Makalede de aktarıldığı gibi, Hughes, tıpkı Musk gi̇bi̇, farklı iş kollarına merak sarmış ve girdiği her alanda endüstri sınırlarını sonuna kadar zorlamış bir isim. Özellikle havacılık ve sinema alanındaki spektaküler girişimleriyle çok konuşulan ve zamanının en zengin isimlerinden biri olan Hughes, şaşırtıcı ve yüksek maliyetli iş kararları vermekten yönetici kesip biçmeye, politikaya burnunu sokmaktan aralarında Ava Gardner ve Katharine Hepburn'ün de olduğu dönemin şöhretleriyle yaşadığı sansasyonel ilişkilere kadar pek çok yönüyle Elon Musk’ın atası veya belki de rol modeli olduğunu açıkça ortaya koyuyor.

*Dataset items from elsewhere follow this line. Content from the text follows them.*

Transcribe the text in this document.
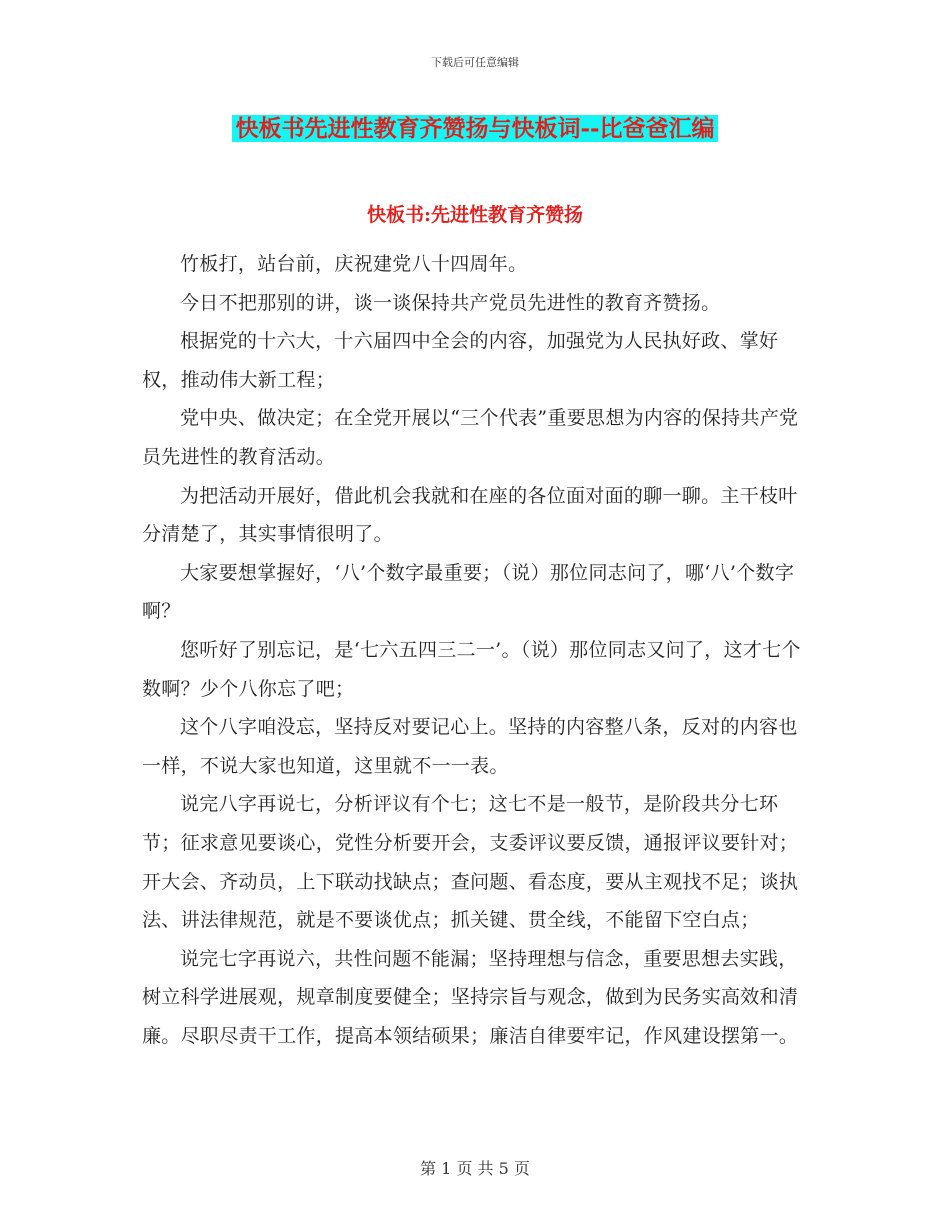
下载后可任意编辑
快板书先进性教育齐赞扬与快板词--比爸爸汇编
快板书:先进性教育齐赞扬

竹板打，站台前，庆祝建党八十四周年。

今日不把那别的讲，谈一谈保持共产党员先进性的教育齐赞扬。

根据党的十六大，十六届四中全会的内容，加强党为人民执好政、掌好权，推动伟大新工程；

党中央、做决定；在全党开展以“三个代表”重要思想为内容的保持共产党员先进性的教育活动。

为把活动开展好，借此机会我就和在座的各位面对面的聊一聊。主干枝叶分清楚了，其实事情很明了。

大家要想掌握好，‘八’个数字最重要；（说）那位同志问了，哪‘八’个数字啊？

您听好了别忘记，是‘七六五四三二一’。（说）那位同志又问了，这才七个数啊？少个八你忘了吧；

这个八字咱没忘，坚持反对要记心上。坚持的内容整八条，反对的内容也一样，不说大家也知道，这里就不一一表。

说完八字再说七，分析评议有个七；这七不是一般节，是阶段共分七环节；征求意见要谈心，党性分析要开会，支委评议要反馈，通报评议要针对；开大会、齐动员，上下联动找缺点；查问题、看态度，要从主观找不足；谈执法、讲法律规范，就是不要谈优点；抓关键、贯全线，不能留下空白点；

说完七字再说六，共性问题不能漏；坚持理想与信念，重要思想去实践，树立科学进展观，规章制度要健全；坚持宗旨与观念，做到为民务实高效和清廉。尽职尽责干工作，提高本领结硕果；廉洁自律要牢记，作风建设摆第一。

第 1 页 共 5 页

Hayatı boyunca eksantrik ve takıntılı biri olarak tanınan, daha net bir ifadeyle obsesif-kompulsif bir karaktere sahip olan, her akşam yemeğinde aynı şeyi yiyen (orta pişmiş New York usulü şerit biftek, yanında salata ve fasulye -tabii küçük olanlarından), sabah yumurtasının küçükken aile evinde pişirildiği gibi pişirilmesi için özel bir hizmetçi tutan, mikrop kapmaktan ödü kopan ve gizlilik konusunda hastalık derecesinde hassasiyet gösteren Hughes, hayatının son dönemlerinde akıl sağlığını yavaş yavaş yitirmeye başladı.

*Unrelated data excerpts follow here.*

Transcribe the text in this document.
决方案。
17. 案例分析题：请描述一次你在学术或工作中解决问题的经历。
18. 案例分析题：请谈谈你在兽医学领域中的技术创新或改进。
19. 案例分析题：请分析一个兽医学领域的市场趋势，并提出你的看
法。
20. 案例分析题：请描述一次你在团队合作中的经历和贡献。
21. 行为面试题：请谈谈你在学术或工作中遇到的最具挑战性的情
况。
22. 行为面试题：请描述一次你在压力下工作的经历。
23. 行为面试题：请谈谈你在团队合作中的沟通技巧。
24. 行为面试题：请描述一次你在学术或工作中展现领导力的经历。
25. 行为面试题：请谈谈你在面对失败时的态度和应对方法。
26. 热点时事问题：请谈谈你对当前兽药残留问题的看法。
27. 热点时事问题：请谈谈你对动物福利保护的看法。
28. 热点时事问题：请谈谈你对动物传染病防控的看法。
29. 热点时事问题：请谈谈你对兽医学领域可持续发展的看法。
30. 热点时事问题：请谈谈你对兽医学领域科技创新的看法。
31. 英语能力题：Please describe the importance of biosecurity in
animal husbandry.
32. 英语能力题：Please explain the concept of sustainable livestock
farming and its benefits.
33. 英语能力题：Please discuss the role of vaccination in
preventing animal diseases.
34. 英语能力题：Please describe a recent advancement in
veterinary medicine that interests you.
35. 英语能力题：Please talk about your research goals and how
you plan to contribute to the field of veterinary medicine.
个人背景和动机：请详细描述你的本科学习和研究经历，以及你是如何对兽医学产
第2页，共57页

1966 yılında yerleştiği Las Vegas’taki bir otelden ayrılmak istemediği için oteli satın alarak bir katını iş karargahına, çatı katını ise kişisel ikametgahına çeviren Hughes, bundan sonraki tüm hayatını, çoğunu satın aldığı çeşitli otellerde geçirdi. Bu arada birkaç kişi hariç kimseyle görüşmemeye ve hatta otel odasından çıkmadığı gi̇bi̇ perdeleri bile açmamaya başladı. Bu esnada (canı çok yandığı için) saçlarını ve tırnaklarını yılda yalnızca bir kez kestiriyor, idrarını da şişelere doldurup odasında saklıyordu.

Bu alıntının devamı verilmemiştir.